Fishing is often discussed as a matter of individual lakes, but browning has wider consequences for the recreational experience and for the people who manage fisheries. When pike and walleye rise and clearer-water sport fish fall, stocking plans, habitat work, and harvest rules all face pressure to adapt.

That is where management priorities can collide. A 2022 study found fisheries managers tend to place greater value on habitat enhancement and harvest regulations than on stocking, while anglers often see stocking differently. In browning lakes, that disagreement becomes more consequential because managers may need to decide whether to lean into habitat changes that fit darker water or try to preserve traditional sport fish communities in lakes that no longer favor them.

The whole food web feels the shift

The stakes extend beyond the fish that show up in creels. Because fish are predators that feed on smaller fish, plankton, and invertebrates, any change in fish populations can cascade through the food web. Browning can therefore alter the balance among multiple layers of lake life, not just the top one that anglers see.

The effects may also reach land. When fish populations change, birds that depend on fish for food can feel the pressure too. That makes browning a cross-boundary ecological issue, linking shoreline habitat, open-water chemistry, and even the survival of species that forage above the lake surface.

More than color: chemistry, light, and climate

Recent review literature broadens the concern further. Browning changes optical and thermal conditions, meaning it affects both how light moves through a lake and how heat is distributed. It also affects oxygen availability, pollutant bioavailability, and greenhouse-gas cycling, which means the issue reaches into water quality and climate feedbacks as well as fisheries.

Historical studies point to a mixed legacy behind the trend. Atmospheric acid deposition sharply lowered dissolved organic carbon in many lakes across northeastern North America and northern Europe during the 20th century, and in Sudbury, acid deposition was identified as the dominant stressor affecting lake-water dissolved organic carbon in some heavily impacted areas. As acidic emissions fell, soils and waters began recovering from acidification, and in some places that recovery has helped dissolved organic carbon rebound. Browning is therefore part climate-driven runoff, part land-use change, and part chemical recovery from a previous era of pollution.

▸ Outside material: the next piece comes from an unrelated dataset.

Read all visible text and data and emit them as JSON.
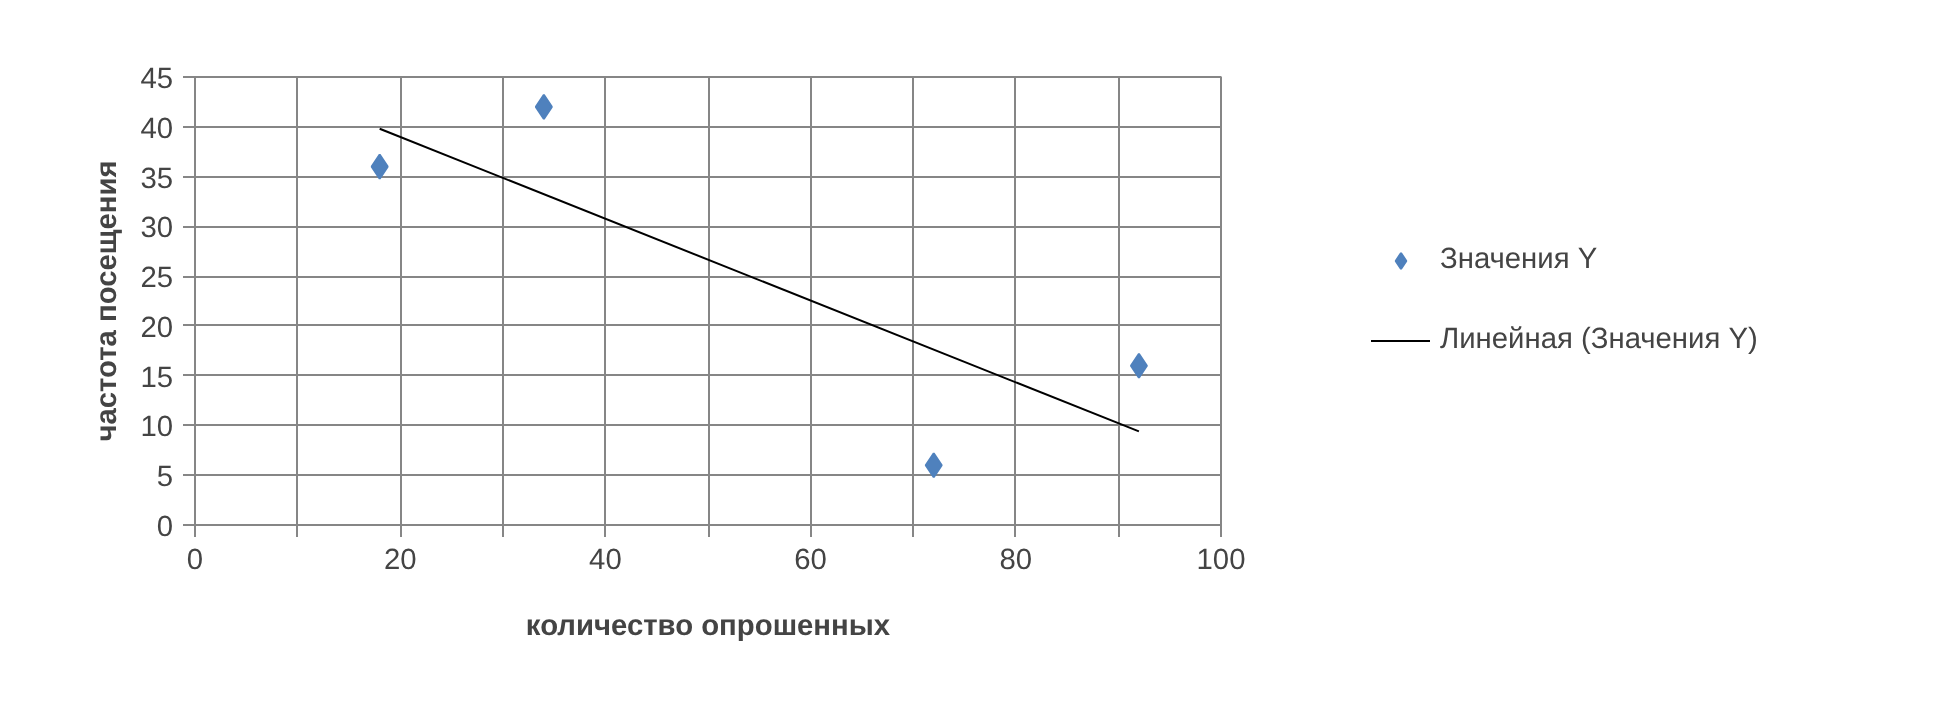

What lake communities are facing next

The broad message is simple: climate change is not only warming lakes, it is changing their color, chemistry, and productivity. In browner systems, pike and walleye are better positioned to expand, while trout, bass, perch, and whitefish can lose ground, especially where stocking does not buffer the shift.

That leaves lake managers with a harder assignment. Preserving familiar fisheries will require decisions that account for visibility, habitat structure, food-web effects, and the species most likely to benefit from darker water. Browning is not just changing how lakes look from shore. It is reorganizing what lives beneath the surface and what kind of fishing those waters can support.